A Wissous (Essonne), à quelques kilomètres de l'aéroport d'Orly, celui qui conduit aux Européennes la liste de son parti, Debout la France, a martelé son discours de "patriote raisonnable", un espace plus ou moins défini entre le Rassemblement national de Marine Le Pen et Les Républicains de Laurent Wauquiez.

Mais à l'enthousiasme de l'hiver, lorsque les intentions de vote de M. Dupont-Aignan pouvaient lui faire espérer un score à deux chiffres, a suivi une inquiétude - mollement récusée: la liste DLF est aujourd'hui créditée de 3 à 4% selon les dernières études, un score inférieur au seuil de 5% pour envoyer des eurodéputés à Strasbourg.

Pourtant, "notre réussite permettrait d'empêcher ce duel destructeur Le Pen-Emmanuel Macron", entend convaincre le député qui se voit comme "le caillou dans la chaussure des grands partis".

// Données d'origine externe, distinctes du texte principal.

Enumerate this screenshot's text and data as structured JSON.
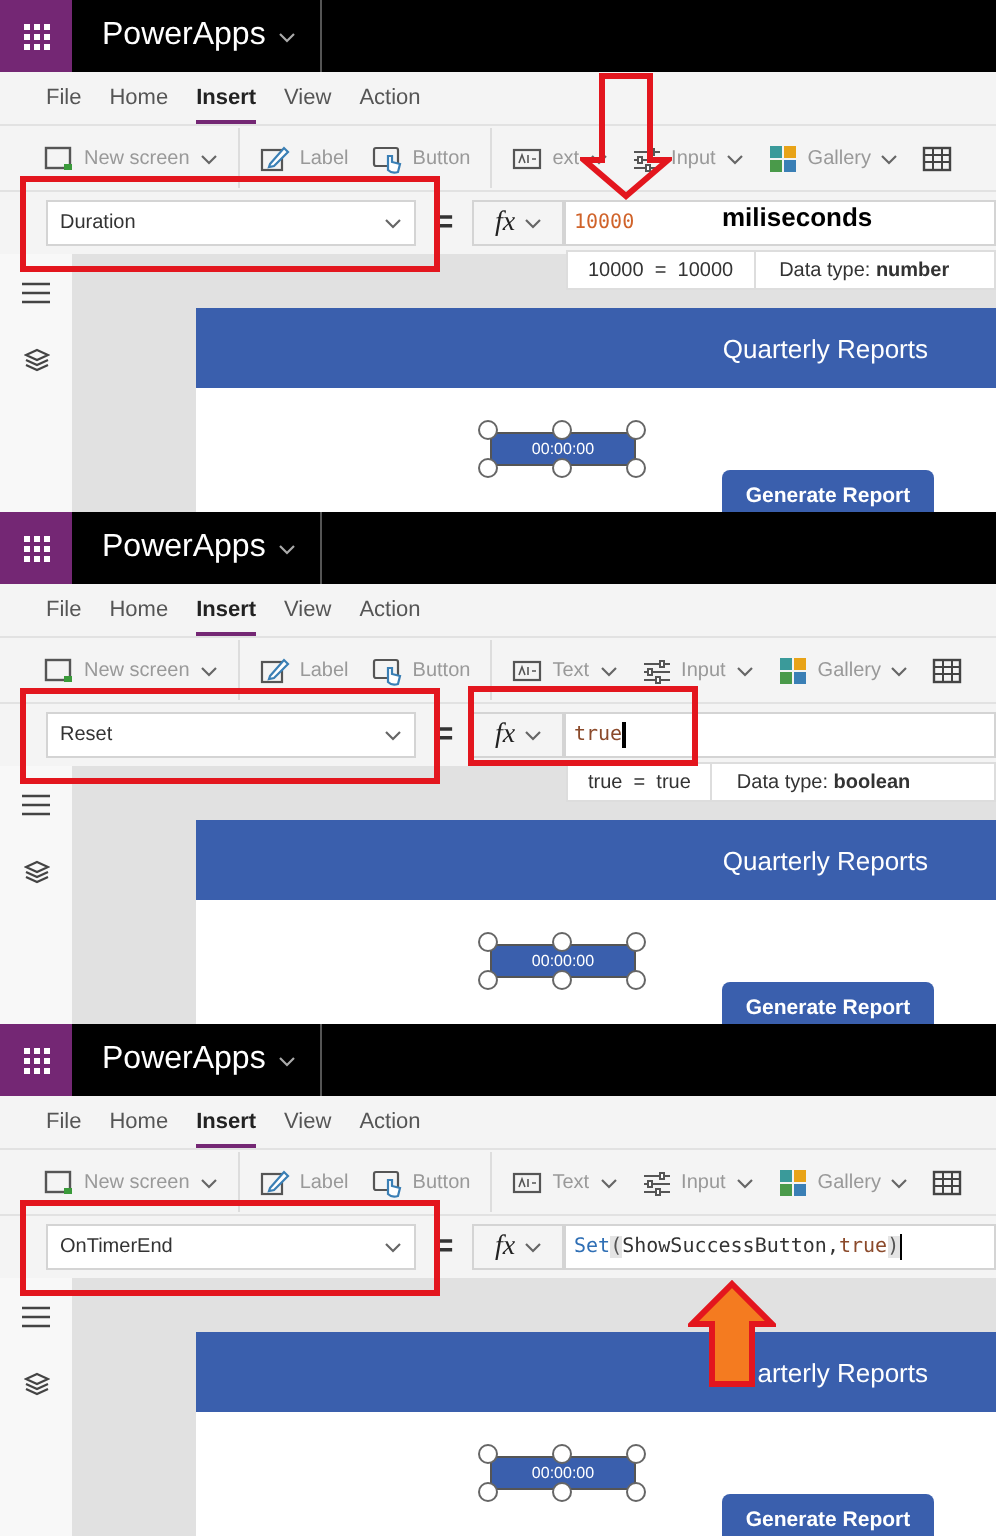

"Je menace LR, je suis une concurrence au RN. On gêne tout le monde", assure encore Nicolas Dupont-Aignan, qui se flatte d'être "insubmersible", et dont la campagne - "la pire qu'on ait vécu" - lui fait "penser à celle de Chevènement pour la présidentielle de 2002". Lequel, après avoir frôlé les 15% d'intentions de vote, n'avait finalement convaincu qu'un peu plus de 5% d'électeurs.

Soutien de Marine Le Pen entre les deux tours de la présidentielle de 2017 - il jure que son image n'en a pas été altérée -, Nicolas Dupont Aignan n'hésite plus désormais à s'opposer à la présidente du Rassemblement national, à qui il reproche un manque de modération. "Notre liste, c'est ni Macron, ni Bannon", scande-t-il, en référence au sulfureux ex-conseiller de Trump et proche de la cheffe de l'extrême droite française.

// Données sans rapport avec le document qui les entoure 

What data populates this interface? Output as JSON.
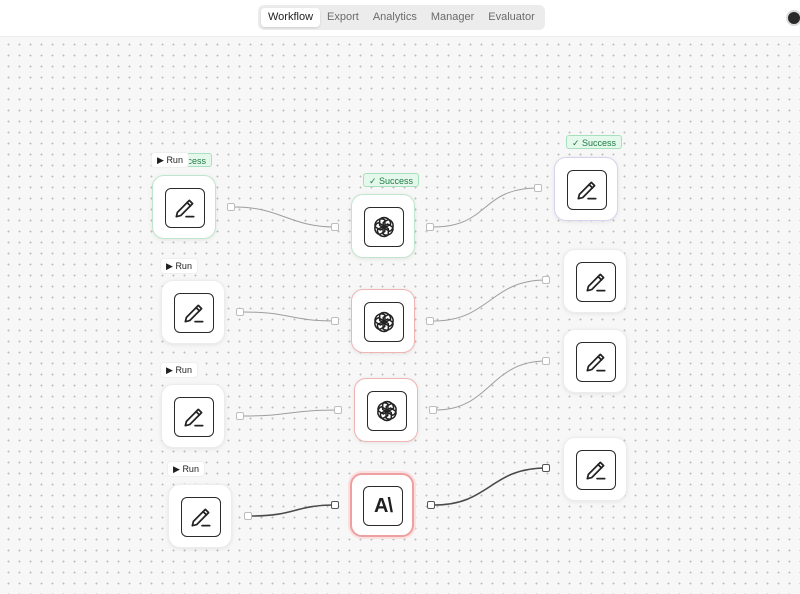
{
  "tabs": [
    {
      "label": "Workflow",
      "active": true
    },
    {
      "label": "Export",
      "active": false
    },
    {
      "label": "Analytics",
      "active": false
    },
    {
      "label": "Manager",
      "active": false
    },
    {
      "label": "Evaluator",
      "active": false
    }
  ],
  "labels": {
    "run": "Run",
    "success": "✓ Success",
    "success_partial": "uccess"
  },
  "icons": {
    "input_node": "pencil-edit-icon",
    "openai_node": "openai-logo-icon",
    "anthropic_node": "anthropic-logo-icon",
    "output_node": "pencil-edit-icon",
    "run_button": "play-icon"
  },
  "anthropic_mark": "A\\",
  "colors": {
    "success_bg": "#e4f8eb",
    "success_text": "#1e7a43",
    "error_border": "#f0b4b4",
    "success_border": "#bfe6cc",
    "edge": "#9e9e9e",
    "edge_active": "#4a4a4a"
  }
}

Plus en avant, il rappelle que nombre de partis populistes s'opposent à faire alliance avec la fille de Jean-Marie Le Pen, quand lui représente, selon lui, "le patriotisme le plus sincère" avec "vingt-trois relais en Europe qui sont raisonnables".

- "LR a trahi" -

Sur les pelouses du parc de Wissous, les partisans du souverainiste - ils étaient plusieurs centaines - témoignent quoi qu'il en soit d'une base solide et fidèle. "Ce que j'aime bien chez Nicolas Dupont-Aignan, c'est qu'il ne s'énerve pas, pas comme Marine Le Pen", raconte Catherine Jouve, 67 ans, une assistante de direction à la retraite qui vit à Melun, autrefois électrice du RPR, de l'UMP et des Républicains.

Au rendez-vous champêtre de l'Essonne, ce sont comme elle des déçus de la droite classique qui constituent le gros des rangs. "LR a trahi, d'abord avec le Traité d'Amsterdam, puis l'intervention en Lybie", regrette une militante chevronnée, Marie-Paule Ducoté, 71 ans.

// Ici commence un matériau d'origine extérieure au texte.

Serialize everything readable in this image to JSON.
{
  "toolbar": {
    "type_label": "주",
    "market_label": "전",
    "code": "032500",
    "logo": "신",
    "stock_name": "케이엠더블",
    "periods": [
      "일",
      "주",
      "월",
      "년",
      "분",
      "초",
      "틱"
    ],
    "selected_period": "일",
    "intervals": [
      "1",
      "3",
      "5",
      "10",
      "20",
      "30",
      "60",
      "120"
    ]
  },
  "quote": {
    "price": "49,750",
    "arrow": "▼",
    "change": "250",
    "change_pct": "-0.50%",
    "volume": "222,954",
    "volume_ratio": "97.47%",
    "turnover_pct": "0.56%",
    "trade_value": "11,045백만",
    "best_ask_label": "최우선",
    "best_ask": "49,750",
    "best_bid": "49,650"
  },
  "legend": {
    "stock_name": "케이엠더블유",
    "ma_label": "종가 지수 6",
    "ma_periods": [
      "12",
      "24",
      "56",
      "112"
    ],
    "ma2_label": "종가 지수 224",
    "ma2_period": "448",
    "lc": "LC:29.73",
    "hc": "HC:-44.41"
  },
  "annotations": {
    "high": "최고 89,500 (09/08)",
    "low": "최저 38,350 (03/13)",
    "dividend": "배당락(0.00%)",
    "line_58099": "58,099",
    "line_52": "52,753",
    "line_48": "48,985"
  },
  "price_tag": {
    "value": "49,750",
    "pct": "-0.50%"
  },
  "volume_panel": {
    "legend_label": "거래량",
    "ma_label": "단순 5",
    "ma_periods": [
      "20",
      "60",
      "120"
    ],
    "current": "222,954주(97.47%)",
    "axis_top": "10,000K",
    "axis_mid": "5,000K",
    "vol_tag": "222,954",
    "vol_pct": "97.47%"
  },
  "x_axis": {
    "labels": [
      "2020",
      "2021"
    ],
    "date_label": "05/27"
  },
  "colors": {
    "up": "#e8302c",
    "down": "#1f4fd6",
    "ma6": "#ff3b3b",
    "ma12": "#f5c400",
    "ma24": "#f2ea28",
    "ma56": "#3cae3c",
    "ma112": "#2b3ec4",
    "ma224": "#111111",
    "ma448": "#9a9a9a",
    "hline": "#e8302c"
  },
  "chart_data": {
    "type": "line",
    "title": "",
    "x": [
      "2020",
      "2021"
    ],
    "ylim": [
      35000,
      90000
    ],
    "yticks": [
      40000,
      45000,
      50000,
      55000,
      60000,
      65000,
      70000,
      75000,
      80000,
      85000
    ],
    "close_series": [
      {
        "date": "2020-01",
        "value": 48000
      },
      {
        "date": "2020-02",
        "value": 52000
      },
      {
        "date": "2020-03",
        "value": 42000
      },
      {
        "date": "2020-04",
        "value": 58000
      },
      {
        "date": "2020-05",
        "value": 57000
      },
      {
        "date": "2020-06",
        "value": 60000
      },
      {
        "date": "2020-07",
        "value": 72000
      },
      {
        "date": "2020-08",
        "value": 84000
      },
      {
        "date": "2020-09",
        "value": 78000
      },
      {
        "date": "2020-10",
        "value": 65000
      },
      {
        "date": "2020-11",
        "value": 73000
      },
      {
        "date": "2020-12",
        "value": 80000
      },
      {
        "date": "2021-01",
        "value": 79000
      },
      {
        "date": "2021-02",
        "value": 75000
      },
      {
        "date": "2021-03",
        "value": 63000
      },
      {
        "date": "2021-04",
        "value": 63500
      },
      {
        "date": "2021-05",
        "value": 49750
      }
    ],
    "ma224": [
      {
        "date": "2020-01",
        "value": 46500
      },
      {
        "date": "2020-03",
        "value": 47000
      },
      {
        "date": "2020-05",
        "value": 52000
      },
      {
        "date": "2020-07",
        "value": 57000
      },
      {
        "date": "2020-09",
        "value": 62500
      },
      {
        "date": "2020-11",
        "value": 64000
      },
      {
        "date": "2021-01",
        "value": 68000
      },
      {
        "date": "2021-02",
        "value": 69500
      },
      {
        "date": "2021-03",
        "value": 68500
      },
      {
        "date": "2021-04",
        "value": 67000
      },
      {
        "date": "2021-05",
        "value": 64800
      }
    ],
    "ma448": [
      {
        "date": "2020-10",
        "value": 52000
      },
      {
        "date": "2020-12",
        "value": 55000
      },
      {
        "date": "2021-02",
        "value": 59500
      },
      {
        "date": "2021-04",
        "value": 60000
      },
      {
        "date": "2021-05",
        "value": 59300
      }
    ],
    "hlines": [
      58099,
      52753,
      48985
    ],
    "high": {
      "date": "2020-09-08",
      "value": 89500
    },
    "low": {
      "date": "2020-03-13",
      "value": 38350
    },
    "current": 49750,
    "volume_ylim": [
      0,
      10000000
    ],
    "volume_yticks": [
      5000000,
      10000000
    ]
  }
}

Une part de quiche à la main, tous veulent croire à une dernière semaine de campagne qui permettrait de renverser la tendance. "De toute façon, les sondages, ils sont sûrement trafiqués", croit savoir Jonathan, 17 ans, selon qui "les gens ne sont pas encore totalement dans la campagne, mais ça va venir".

L'un des co-listiers de Nicolas Dupont-Aignan, François de Grailly, s'en remet à la mathématique: "Ce matin, sur le marché, La République en Marche, ils étaient le triple de nous à tracter". Conclusion? "Si on fait le tiers de leur score, c'est très bien."